Have you asked him why he's suddenly started this nonsense?

Not yet. I thought it was best to have a proper think about how I was going to handle the situation before I reacted. I'd imagine he would just deny and deflect back onto me.

OP posts:
CallOnMe · 23/07/2022 15:57

If this is new behaviour then yes he is definitely projecting unfortunately.

This is the second time it’s happened now and I don’t know why you’re allowing him to get away with it.

He’s either controlling or projecting (in this case projecting) so why are you staying with him?

JustAsking90 · 23/07/2022 16:02

If you know he wouldn't admit it, don't let him know you suspect. It'll just give him opportunity to double down on security and hide or delete any potential evidence. Do your investigations quietly.

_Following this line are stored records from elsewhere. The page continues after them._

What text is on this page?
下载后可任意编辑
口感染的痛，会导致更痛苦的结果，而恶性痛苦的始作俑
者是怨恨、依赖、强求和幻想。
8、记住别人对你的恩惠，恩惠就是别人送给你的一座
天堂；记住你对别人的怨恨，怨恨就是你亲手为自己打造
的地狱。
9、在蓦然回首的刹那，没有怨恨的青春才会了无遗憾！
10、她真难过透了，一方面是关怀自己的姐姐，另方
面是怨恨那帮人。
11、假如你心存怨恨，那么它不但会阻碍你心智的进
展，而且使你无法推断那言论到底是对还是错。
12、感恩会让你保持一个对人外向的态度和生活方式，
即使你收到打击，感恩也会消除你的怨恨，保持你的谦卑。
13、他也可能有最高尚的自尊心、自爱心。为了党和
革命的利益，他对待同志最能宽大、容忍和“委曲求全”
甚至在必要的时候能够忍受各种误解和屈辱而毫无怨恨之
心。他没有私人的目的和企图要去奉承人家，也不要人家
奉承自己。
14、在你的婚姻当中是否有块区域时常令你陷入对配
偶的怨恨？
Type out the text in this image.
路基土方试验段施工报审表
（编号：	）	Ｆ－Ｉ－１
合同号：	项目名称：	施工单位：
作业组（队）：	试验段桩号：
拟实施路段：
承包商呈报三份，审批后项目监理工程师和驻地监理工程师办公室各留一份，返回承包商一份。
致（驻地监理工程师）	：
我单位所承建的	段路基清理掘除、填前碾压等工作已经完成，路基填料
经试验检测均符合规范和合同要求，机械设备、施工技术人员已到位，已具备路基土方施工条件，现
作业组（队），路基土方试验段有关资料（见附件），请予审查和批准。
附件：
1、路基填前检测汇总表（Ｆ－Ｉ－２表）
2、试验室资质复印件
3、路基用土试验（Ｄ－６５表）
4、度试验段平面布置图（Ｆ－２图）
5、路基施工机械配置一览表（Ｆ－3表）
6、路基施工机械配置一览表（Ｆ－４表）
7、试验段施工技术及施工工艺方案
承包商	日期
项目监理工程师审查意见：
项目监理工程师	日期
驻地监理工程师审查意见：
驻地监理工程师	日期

Lurkerwithnewusername · 23/07/2022 16:05

CallOnMe · 23/07/2022 15:57

If this is new behaviour then yes he is definitely projecting unfortunately.

This is the second time it’s happened now and I don’t know why you’re allowing him to get away with it.

He’s either controlling or projecting (in this case projecting) so why are you staying with him?

The first time I put it down to him having a bad day. He apologised eventually and I thought that was that.

The second time was only this morning so it's not much time to figure out the best way to approach this. Which is why I came on here. I'm not allowing him to get away with anything. I'm getting my thoughts together to make sure I get it right and he doesn't have a chance to cover his tracks.

OP posts:
hesttreat · 23/07/2022 16:15

🚩

Applegreenb · 23/07/2022 16:20

I have playfully danced with a colleague at a Christmas party (it was a goofy song) Both very happy in our relationships and both partners present who didn’t care. Being in a secure relationship should mean you trust your partner. He’s being very unreasonable!!

CallOnMe · 23/07/2022 16:36

The second time was only this morning so it's not much time to figure out the best way to approach this.

That’s fair enough.

I can’t ever imagine a man telling me I can’t be around a male friend and me not immediately ending the relationship but I guess in RL it’s such a shock that you need time to process it.

What are you going to do now?

Lurkerwithnewusername · 23/07/2022 16:42

I think I was just in complete shock that he had a problem with this so I told him not to be ridiculous and I wouldn't be apologising. He then went to work.

The more time I've had to think about it and with the replies on here I'm 99% sure he's projecting. A spontaneous confrontation with no proof isn't going to cut it. The plan is to bide my time and get some concrete proof that he cannot deny.

Then get him to fuck.

OP posts:
50mg · 23/07/2022 16:48

It probably projecting, but I do remember when I was generally unhappy in my marriage, almost wishing that it was worse/DH would do something awful, so that I could leave without being the bad guy. So it could be something like that? He's hoping you're up to no good?